The ml4ir data loading pipeline is built on top of the tensorflow recommended data format called TFRecords. TFRecords is built using protocol buffers, which is a cross-language cross-platform serialization format for structured data. This makes it the best data format for search based applications like ranking, classification, etc.

There are two types of TFRecord messages provided - Example and SequenceExample.

The first one that you see on the left is called Example. Here, we are using it to store sample query classification data. Each Example TFRecord message contains the features for a single query as key-value pairs. So the query text, domain name and previous products for a given query are stored in one single structure along with the product group, which is the classification label. We can build and store a TFRecordDataset as a collection of such Example messages.

The second type of protobuf message supported by TFRecords is called SequenceExample. SequenceExample contains two sub-types of features called as Context features and Sequence features (or feature lists). We use this to store data for models like Learning to Rank.
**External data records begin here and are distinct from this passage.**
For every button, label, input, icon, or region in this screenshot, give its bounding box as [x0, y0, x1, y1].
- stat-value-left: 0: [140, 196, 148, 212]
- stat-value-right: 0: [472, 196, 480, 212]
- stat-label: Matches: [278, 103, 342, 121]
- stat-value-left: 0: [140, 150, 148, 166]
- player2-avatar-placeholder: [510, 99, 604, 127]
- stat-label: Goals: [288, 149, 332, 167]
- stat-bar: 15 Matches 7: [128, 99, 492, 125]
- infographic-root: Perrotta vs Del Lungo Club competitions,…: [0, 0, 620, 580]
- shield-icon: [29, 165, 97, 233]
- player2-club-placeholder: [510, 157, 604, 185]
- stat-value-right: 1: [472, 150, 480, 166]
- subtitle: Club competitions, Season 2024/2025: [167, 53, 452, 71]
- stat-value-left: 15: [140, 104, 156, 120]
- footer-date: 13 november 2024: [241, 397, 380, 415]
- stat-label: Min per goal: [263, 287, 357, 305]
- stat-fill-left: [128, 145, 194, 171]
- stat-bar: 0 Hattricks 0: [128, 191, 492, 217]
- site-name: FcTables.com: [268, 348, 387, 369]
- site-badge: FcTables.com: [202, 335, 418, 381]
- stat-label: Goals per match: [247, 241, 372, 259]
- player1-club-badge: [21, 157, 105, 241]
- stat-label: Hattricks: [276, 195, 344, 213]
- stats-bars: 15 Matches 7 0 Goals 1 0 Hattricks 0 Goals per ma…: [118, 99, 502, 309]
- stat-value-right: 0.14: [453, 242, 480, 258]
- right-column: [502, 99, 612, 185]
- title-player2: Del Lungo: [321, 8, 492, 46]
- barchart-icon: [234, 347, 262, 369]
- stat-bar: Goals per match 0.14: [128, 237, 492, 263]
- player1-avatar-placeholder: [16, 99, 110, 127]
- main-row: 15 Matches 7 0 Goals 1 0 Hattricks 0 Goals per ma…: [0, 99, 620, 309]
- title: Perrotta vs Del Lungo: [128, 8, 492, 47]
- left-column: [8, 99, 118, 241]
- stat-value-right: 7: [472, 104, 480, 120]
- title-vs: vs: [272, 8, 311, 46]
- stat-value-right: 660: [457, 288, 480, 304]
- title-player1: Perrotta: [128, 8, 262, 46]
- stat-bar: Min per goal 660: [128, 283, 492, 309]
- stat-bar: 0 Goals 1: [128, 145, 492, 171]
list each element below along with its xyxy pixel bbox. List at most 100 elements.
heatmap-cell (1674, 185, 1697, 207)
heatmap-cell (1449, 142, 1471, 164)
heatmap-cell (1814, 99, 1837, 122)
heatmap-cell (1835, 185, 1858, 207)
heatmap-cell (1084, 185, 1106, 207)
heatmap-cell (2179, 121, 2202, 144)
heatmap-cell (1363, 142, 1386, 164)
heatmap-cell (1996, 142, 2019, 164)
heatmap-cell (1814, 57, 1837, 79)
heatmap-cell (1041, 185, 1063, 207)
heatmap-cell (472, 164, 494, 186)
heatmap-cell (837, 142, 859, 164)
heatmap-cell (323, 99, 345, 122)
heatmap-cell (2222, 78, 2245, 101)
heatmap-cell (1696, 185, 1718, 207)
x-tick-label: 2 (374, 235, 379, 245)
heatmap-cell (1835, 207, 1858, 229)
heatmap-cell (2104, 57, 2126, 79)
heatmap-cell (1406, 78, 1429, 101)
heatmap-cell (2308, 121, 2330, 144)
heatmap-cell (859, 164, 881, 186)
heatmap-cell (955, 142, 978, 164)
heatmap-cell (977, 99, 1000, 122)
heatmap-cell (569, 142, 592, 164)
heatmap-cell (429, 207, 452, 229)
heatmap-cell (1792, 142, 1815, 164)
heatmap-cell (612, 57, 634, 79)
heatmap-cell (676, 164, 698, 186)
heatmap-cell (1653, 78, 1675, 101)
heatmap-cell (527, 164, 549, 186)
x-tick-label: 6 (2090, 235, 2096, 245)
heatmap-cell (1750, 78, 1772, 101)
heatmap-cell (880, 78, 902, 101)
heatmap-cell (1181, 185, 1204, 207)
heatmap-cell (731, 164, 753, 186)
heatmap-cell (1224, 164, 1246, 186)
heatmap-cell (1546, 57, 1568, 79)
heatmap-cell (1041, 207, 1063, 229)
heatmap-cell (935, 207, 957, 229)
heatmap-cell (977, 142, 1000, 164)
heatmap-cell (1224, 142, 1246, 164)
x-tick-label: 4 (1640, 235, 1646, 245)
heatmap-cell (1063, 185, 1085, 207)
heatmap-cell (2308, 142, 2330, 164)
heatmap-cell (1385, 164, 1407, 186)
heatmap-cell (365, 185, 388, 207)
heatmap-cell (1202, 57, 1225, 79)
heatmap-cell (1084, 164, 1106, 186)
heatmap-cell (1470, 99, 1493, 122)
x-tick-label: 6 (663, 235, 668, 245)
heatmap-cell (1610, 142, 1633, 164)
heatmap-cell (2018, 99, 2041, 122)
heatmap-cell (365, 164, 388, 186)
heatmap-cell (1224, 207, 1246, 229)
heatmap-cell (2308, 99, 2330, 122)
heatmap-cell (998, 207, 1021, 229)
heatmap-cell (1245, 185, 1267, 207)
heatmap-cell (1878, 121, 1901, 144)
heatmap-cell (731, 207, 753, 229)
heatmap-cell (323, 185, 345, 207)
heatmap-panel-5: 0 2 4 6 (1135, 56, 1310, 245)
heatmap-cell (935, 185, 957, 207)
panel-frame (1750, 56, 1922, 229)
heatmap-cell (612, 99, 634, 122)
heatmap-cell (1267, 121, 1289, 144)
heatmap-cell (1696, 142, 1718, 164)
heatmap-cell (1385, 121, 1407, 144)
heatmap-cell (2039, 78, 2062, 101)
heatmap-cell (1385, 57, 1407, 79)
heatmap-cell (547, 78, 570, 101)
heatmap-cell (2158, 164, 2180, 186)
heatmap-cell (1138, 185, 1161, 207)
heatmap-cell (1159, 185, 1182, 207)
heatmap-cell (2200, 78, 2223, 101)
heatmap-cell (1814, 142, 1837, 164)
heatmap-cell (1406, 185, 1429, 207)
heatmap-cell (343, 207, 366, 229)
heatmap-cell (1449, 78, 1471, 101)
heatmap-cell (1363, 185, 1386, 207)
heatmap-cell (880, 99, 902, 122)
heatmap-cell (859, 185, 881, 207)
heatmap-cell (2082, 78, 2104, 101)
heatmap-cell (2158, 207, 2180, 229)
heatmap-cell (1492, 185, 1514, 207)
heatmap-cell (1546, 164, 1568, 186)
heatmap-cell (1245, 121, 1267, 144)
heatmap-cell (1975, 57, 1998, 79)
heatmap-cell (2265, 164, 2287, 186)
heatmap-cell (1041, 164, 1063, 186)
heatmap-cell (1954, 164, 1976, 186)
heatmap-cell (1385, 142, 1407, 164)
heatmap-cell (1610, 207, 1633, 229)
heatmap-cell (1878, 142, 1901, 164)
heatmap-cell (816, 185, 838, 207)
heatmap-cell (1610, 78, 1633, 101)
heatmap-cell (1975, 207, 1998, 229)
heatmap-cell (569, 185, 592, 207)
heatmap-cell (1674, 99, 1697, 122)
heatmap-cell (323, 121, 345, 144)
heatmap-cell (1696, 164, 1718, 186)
We use context features to store features that are common across the query such as query text, domain name, user ID. Similar to Example, this is stored in one single sub-structure as key value pairs. Next we have the sequence features, which we use to store values for each feature as an ordered sequence corresponding to the documents. Here, we can see the features that are unique to each document such as popularity score, page views, record text. Finally, since the click label is also defined at a document level, we store that as a sequence feature as well.

Storing the Ranking data this way helps us achieve two things:

Firstly, we now have a compact structured representation of data for ranking without redundant information as the query level features are stored only once per query as context features
Secondly and more importantly, we now have a single object that contains all the query-document features for a given query. This means that we have all the information needed to learn complex ranking functions and define listwise losses for a given query without the need for any in-graph or preprocessing groupby operations.

This allows the storage to be efficient and training process to be fast.

The TFRecord data pipeline on ml4ir is configured out of the box for optimized data loading and preprocessing. The batches are lazy loaded and optimized by prefetching into memory for faster model training at scale. The serialized TFRecord messages are parsed and features are extracted based on the configuration specified in the FeatureConfig. ml4ir additionally applies preprocessing functions to the extracted features before feeding them as input into the model.